Consider a screw $\{ {\cal V} \}$ (of resultant ${\bf V}$) in referential $\cal E$ which satisfies the following property:
\[
{\bf \hat{e}}_3 \cdot {\bf v}_P = 0
\]
where ${\bf \hat{e}}_3$ is a unit vector of $\cal E$. Then $\{ {\cal V} \}$ is either a couple or a slider.

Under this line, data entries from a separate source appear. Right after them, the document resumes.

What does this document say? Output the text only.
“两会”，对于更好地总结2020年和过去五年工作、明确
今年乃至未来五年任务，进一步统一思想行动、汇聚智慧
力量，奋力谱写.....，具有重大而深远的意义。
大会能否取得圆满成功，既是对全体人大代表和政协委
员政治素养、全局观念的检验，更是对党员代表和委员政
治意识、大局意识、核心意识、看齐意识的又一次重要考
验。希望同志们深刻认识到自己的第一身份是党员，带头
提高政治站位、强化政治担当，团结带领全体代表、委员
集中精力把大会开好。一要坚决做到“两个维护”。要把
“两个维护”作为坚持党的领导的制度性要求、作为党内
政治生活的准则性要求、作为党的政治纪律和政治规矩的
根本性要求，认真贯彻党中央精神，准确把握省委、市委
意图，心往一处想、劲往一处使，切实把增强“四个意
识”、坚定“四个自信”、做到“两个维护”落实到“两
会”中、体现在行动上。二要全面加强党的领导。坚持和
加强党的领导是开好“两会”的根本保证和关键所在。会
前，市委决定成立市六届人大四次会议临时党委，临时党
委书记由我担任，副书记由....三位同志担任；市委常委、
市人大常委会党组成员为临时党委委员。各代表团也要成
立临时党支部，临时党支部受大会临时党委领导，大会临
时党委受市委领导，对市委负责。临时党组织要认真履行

For any two points $P$ and $Q$, we have ${\bf \hat{e}}_3 \cdot ({\bf v}_Q - {\bf v}_P)= 0$. Then we can write
${\bf \hat{e}}_3 \cdot ( {\bf V} \times {\bf r}_{PQ} ) =0$. This gives the triple scalar product
$({\bf \hat{e}}_3 , {\bf V} , {\bf r}_{PQ} ) =0$. Since this is true for all $P$ and $Q$, this implies that ${\bf \hat{e}}_3 \times {\bf V} = {\bf 0}$. We then deduce that the screw satisfies
\[
{\bf V} \cdot {\bf v}_P = 0
\]
A screw whose scalar invariant ${\bf V} \cdot {\bf v}_P$ vanishes is either a couple or a slider.
From this result, we conclude that the kinematic screw of a body in planar motion is either a couple or a slider at any given instant: the body is in instantaneous translation or in instantaneous rotation.